In one last press conference before the kick-off of the FIFA U-19 Women's World Championship final, FIFA president Joseph S. Blatter allowed his joy over the inaugural tournament's categorical, mind-boggling success to pour forth. "There are no more tickets available for the final," commented the most important man in world football, adding an emphatic "Mama mia!"
Judging by his jovial mood, Blatter, accompanied on the dais by CONCACAF chief Jack Warner, CSA president Alan Sharpe, Minister of Health and LOC honourary chair Anne McLellan and Secretary of State for Amateur Sport Paul Devillers, couldn't be more pleased with the competition's success on the eve of the final, or more pleasantly surprised.
"We at FIFA went ahead and developed the Championship, in theory, with some doubts about Canada not being a "football country." But with its phenomenal team, enthusiasm and organization, the nation has gone about making this tournament an amazing, exceptional success on every level."
Blatter rhetorically quipped, "what has happened in this country?" while confirming in the future the tournament will take place at regular two-year intervals, and also announcing the official acceptance of Canada's bid to host the 2007 Women's World Cup fast on the heels of the youth tournament's multi-layered success.
"The response of the public has been extraordinary, the technical and tactical level of the football has been astonishing, and the elegant women's game will surely reach its pinnacle at what promises to be a phenomenal final tomorrow," added FIFA's top dog in genuine anticipation of a mouth-watering all-CONCACAF final from a sold-out Commonwealth Stadium in Edmonton.
CONCACAF region president Jack Warner of Trinidad and Tobago was quick to point to the final between hosts Canada and pre-tournament favourites the United States as a reiteration of the region's overall dominance in the women's game.
"I am at a loss for words in terms of the miracle we have witnessed here in Canada, and the final between the United States and Canada only lends credence to the primacy of CONCACAF in leading women's football to greater heights."

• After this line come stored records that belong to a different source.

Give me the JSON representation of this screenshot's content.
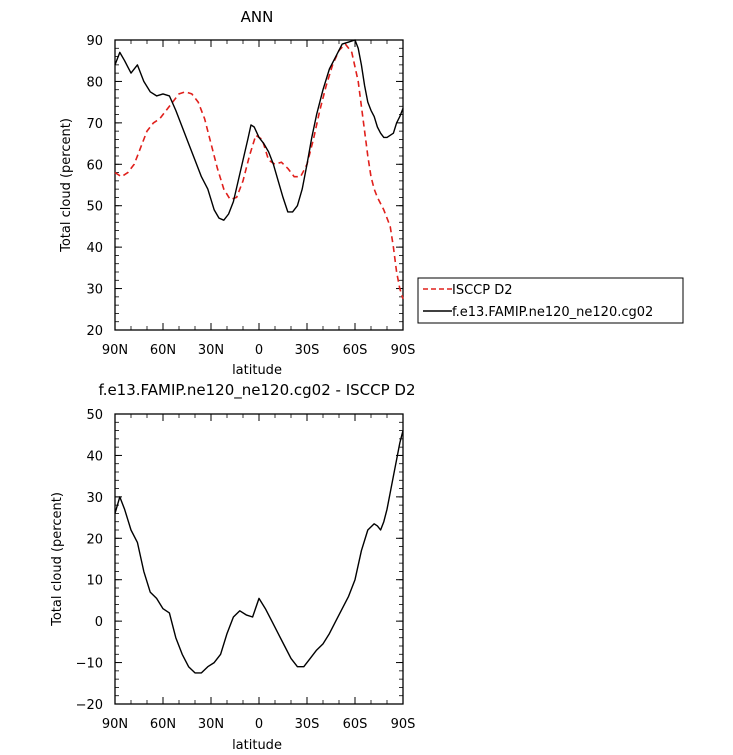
{
  "chart_data": [
    {
      "type": "line",
      "title": "ANN",
      "xlabel": "latitude",
      "ylabel": "Total cloud (percent)",
      "xlim": [
        90,
        -90
      ],
      "ylim": [
        20,
        90
      ],
      "x_ticks": [
        90,
        60,
        30,
        0,
        -30,
        -60,
        -90
      ],
      "x_tick_labels": [
        "90N",
        "60N",
        "30N",
        "0",
        "30S",
        "60S",
        "90S"
      ],
      "y_ticks": [
        20,
        30,
        40,
        50,
        60,
        70,
        80,
        90
      ],
      "y_tick_labels": [
        "20",
        "30",
        "40",
        "50",
        "60",
        "70",
        "80",
        "90"
      ],
      "legend_position": "right",
      "series": [
        {
          "name": "ISCCP D2",
          "color": "#e0201c",
          "dash": "dashed",
          "x": [
            90,
            86,
            82,
            78,
            74,
            70,
            66,
            62,
            58,
            54,
            50,
            46,
            42,
            38,
            34,
            30,
            26,
            22,
            18,
            14,
            10,
            6,
            2,
            -2,
            -6,
            -10,
            -14,
            -18,
            -22,
            -26,
            -30,
            -34,
            -38,
            -42,
            -46,
            -50,
            -54,
            -58,
            -62,
            -64,
            -66,
            -68,
            -70,
            -72,
            -74,
            -76,
            -78,
            -80,
            -82,
            -84,
            -86,
            -88,
            -90
          ],
          "y": [
            58,
            57,
            58,
            60,
            64,
            68,
            70,
            71,
            73,
            75,
            77,
            77.5,
            77,
            75,
            71,
            65,
            59,
            54,
            51.5,
            52,
            56,
            62,
            67,
            66,
            61,
            60,
            60.5,
            59,
            57,
            57,
            60,
            66,
            73,
            79,
            84,
            87.5,
            89,
            87,
            80,
            74,
            68,
            62,
            57,
            54,
            52,
            50.5,
            49,
            47,
            45,
            40,
            34,
            30,
            27.5
          ]
        },
        {
          "name": "f.e13.FAMIP.ne120_ne120.cg02",
          "color": "#000000",
          "dash": "solid",
          "x": [
            90,
            87,
            84,
            80,
            76,
            72,
            68,
            64,
            60,
            56,
            52,
            48,
            44,
            40,
            36,
            32,
            28,
            25,
            22,
            19,
            16,
            13,
            10,
            7,
            5,
            3,
            0,
            -3,
            -6,
            -9,
            -12,
            -15,
            -18,
            -21,
            -24,
            -27,
            -30,
            -33,
            -36,
            -40,
            -44,
            -48,
            -52,
            -56,
            -60,
            -62,
            -64,
            -66,
            -68,
            -70,
            -72,
            -74,
            -76,
            -78,
            -80,
            -82,
            -84,
            -86,
            -88,
            -90
          ],
          "y": [
            84,
            87,
            85,
            82,
            84,
            80,
            77.5,
            76.5,
            77,
            76.5,
            73,
            69,
            65,
            61,
            57,
            54,
            49,
            47,
            46.5,
            48,
            51,
            56,
            61,
            66,
            69.5,
            69,
            66.5,
            65,
            63,
            60,
            56,
            52,
            48.5,
            48.5,
            50,
            54,
            60,
            66.5,
            72,
            78,
            83,
            86,
            89,
            89.5,
            90,
            88,
            84,
            79,
            75,
            73,
            71.5,
            69,
            67.5,
            66.5,
            66.5,
            67,
            67.5,
            70,
            71.5,
            73.5
          ]
        }
      ]
    },
    {
      "type": "line",
      "title": "f.e13.FAMIP.ne120_ne120.cg02 - ISCCP D2",
      "xlabel": "latitude",
      "ylabel": "Total cloud (percent)",
      "xlim": [
        90,
        -90
      ],
      "ylim": [
        -20,
        50
      ],
      "x_ticks": [
        90,
        60,
        30,
        0,
        -30,
        -60,
        -90
      ],
      "x_tick_labels": [
        "90N",
        "60N",
        "30N",
        "0",
        "30S",
        "60S",
        "90S"
      ],
      "y_ticks": [
        -20,
        -10,
        0,
        10,
        20,
        30,
        40,
        50
      ],
      "y_tick_labels": [
        "−20",
        "−10",
        "0",
        "10",
        "20",
        "30",
        "40",
        "50"
      ],
      "series": [
        {
          "color": "#000000",
          "dash": "solid",
          "x": [
            90,
            87,
            84,
            80,
            76,
            72,
            68,
            64,
            60,
            56,
            52,
            48,
            44,
            40,
            36,
            32,
            28,
            24,
            20,
            16,
            12,
            8,
            4,
            0,
            -4,
            -8,
            -12,
            -16,
            -20,
            -24,
            -28,
            -32,
            -36,
            -40,
            -44,
            -48,
            -52,
            -56,
            -60,
            -64,
            -68,
            -72,
            -74,
            -76,
            -78,
            -80,
            -82,
            -84,
            -86,
            -88,
            -90
          ],
          "y": [
            26,
            30,
            27,
            22,
            19,
            12,
            7,
            5.5,
            3,
            2,
            -4,
            -8,
            -11,
            -12.5,
            -12.5,
            -11,
            -10,
            -8,
            -3,
            1,
            2.5,
            1.5,
            1,
            5.5,
            3,
            0,
            -3,
            -6,
            -9,
            -11,
            -11,
            -9,
            -7,
            -5.5,
            -3,
            0,
            3,
            6,
            10,
            17,
            22,
            23.5,
            23,
            22,
            24,
            27,
            31,
            35,
            39,
            43,
            46
          ]
        }
      ]
    }
  ]
}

Sunday's final in Edmonton threatens to burst the previous record for football attendance in the Great White North. The record stands at 54,000 for Brazil's final pre-World Cup match on their way to a fourth title at USA '94. Projections for Sunday are expected to approach the stadium's capacity for what many in the nation have dubbed a "clash of the Titans."
The United States, long the forerunners of women's international football, have absolutely demolished their opponents thus far with an astonishing 25 goals scored, and only two conceded. And though the US has beaten Team Canada all three times the two neighbors have met, including an 11:0 shellacking in July, everyone knows the final will be a brittle battle in the truest sense.
""We just have to go out there and give our best performance," remarked Canadian "keeper Erin McLeod. "It's going to be very different match on Sunday as compared to our previous meetings."
One thing is sure to be different: the presence of the tournament's finest finisher in Christine Sinclair. The US have never played Team Canada with Sinclair loitering with cruel intent up front.
"The US is a great team," commented Canadian Clare Rustad, adding "but we have yet to play them with our full squad."
US boss, and World Cup winner in her playing days, Tracey Leone, could hardly contain her excitement in the final run-up. "I think it will be monumental. It will prove a once-in-a-lifetime experience, the stadium, the spectators, the setting... it will be an amazing day."
Whichever way the result falls, Sunday 1 September is bound to be an unequivocally amazing day, one that will surely confirm football's purest qualities as extolled by FIFA President Blatter: "passion, emotion and drama."